Dim. Juil 21st, 2024

Par Sophie Mottet 

OPINION/En ce novembre où la neige se tarde de venir, où les jours lumineux se font rares et où la dépression saisonnière nous enlace doucement, un essai de la collection «Documents», provenant de la maison Atelier 10, fait son entrée dans le monde, avec un sujet bien connu de ce mois gris. 

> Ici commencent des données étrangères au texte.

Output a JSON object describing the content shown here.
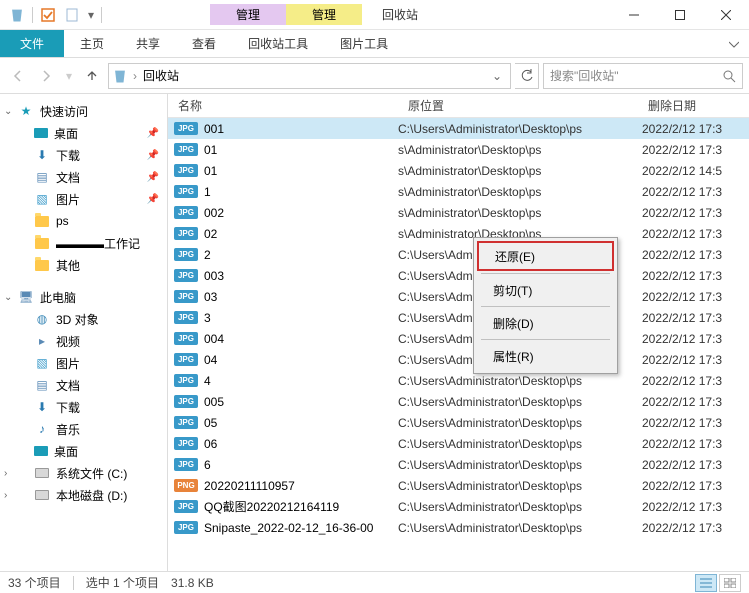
{
  "window": {
    "title": "回收站",
    "manage_label": "管理",
    "tool_tab1": "回收站工具",
    "tool_tab2": "图片工具"
  },
  "ribbon": {
    "file": "文件",
    "home": "主页",
    "share": "共享",
    "view": "查看"
  },
  "address": {
    "location": "回收站",
    "search_placeholder": "搜索\"回收站\""
  },
  "nav": {
    "quick_access": "快速访问",
    "desktop": "桌面",
    "downloads": "下载",
    "documents": "文档",
    "pictures": "图片",
    "ps": "ps",
    "workzone": "▬▬▬▬工作记",
    "other": "其他",
    "this_pc": "此电脑",
    "objects_3d": "3D 对象",
    "videos": "视频",
    "pictures2": "图片",
    "documents2": "文档",
    "downloads2": "下载",
    "music": "音乐",
    "desktop2": "桌面",
    "drive_c": "系统文件 (C:)",
    "drive_d": "本地磁盘 (D:)"
  },
  "columns": {
    "name": "名称",
    "location": "原位置",
    "date_deleted": "删除日期"
  },
  "loc_path": "C:\\Users\\Administrator\\Desktop\\ps",
  "loc_path_cut": "s\\Administrator\\Desktop\\ps",
  "files": [
    {
      "icon": "jpg",
      "name": "001",
      "date": "2022/2/12 17:3"
    },
    {
      "icon": "jpg",
      "name": "01",
      "date": "2022/2/12 17:3"
    },
    {
      "icon": "jpg",
      "name": "01",
      "date": "2022/2/12 14:5"
    },
    {
      "icon": "jpg",
      "name": "1",
      "date": "2022/2/12 17:3"
    },
    {
      "icon": "jpg",
      "name": "002",
      "date": "2022/2/12 17:3"
    },
    {
      "icon": "jpg",
      "name": "02",
      "date": "2022/2/12 17:3"
    },
    {
      "icon": "jpg",
      "name": "2",
      "date": "2022/2/12 17:3"
    },
    {
      "icon": "jpg",
      "name": "003",
      "date": "2022/2/12 17:3"
    },
    {
      "icon": "jpg",
      "name": "03",
      "date": "2022/2/12 17:3"
    },
    {
      "icon": "jpg",
      "name": "3",
      "date": "2022/2/12 17:3"
    },
    {
      "icon": "jpg",
      "name": "004",
      "date": "2022/2/12 17:3"
    },
    {
      "icon": "jpg",
      "name": "04",
      "date": "2022/2/12 17:3"
    },
    {
      "icon": "jpg",
      "name": "4",
      "date": "2022/2/12 17:3"
    },
    {
      "icon": "jpg",
      "name": "005",
      "date": "2022/2/12 17:3"
    },
    {
      "icon": "jpg",
      "name": "05",
      "date": "2022/2/12 17:3"
    },
    {
      "icon": "jpg",
      "name": "06",
      "date": "2022/2/12 17:3"
    },
    {
      "icon": "jpg",
      "name": "6",
      "date": "2022/2/12 17:3"
    },
    {
      "icon": "png",
      "name": "20220211110957",
      "date": "2022/2/12 17:3"
    },
    {
      "icon": "jpg",
      "name": "QQ截图20220212164119",
      "date": "2022/2/12 17:3"
    },
    {
      "icon": "jpg",
      "name": "Snipaste_2022-02-12_16-36-00",
      "date": "2022/2/12 17:3"
    }
  ],
  "context_menu": {
    "restore": "还原(E)",
    "cut": "剪切(T)",
    "delete": "删除(D)",
    "properties": "属性(R)"
  },
  "status": {
    "count": "33 个项目",
    "selected": "选中 1 个项目",
    "size": "31.8 KB"
  }
}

Véronique Grenier nous a servi Hiroshimoi (2016), Chenous (2017), Carnet de parc (2019) et Colle-moi (2020). Le 10 novembre dernier, elle publiait son premier essai sur un thème bien familier : la fatigue. Pas n’importe quelle fatigue, pas celle ressentie après un accident, ni celle provenant d’une maladie chronique. Non. Celle qui est ordinaire, qui réside de façon permanente dans un petit coin de notre tête. Le genre de fatigue qui ne s’en va pas après 10 h de yoga chaud ou un voyage tout inclus proche d’une plage. 

Je me rappelle d’être tombée sur Hiroshimoi dans l’appartement d’une amie et de l’avoir lu d’une traite en ayant l’impression de retenir mon souffle, puis de pouvoir reprendre mon souffle une fois arrivée à la dernière phrase. Le même sentiment m’a habité lors de ma lecture de l’essai. Les mots coulent à flots, le sujet est profond, mais les mots restent en surface, ils viennent à toi. 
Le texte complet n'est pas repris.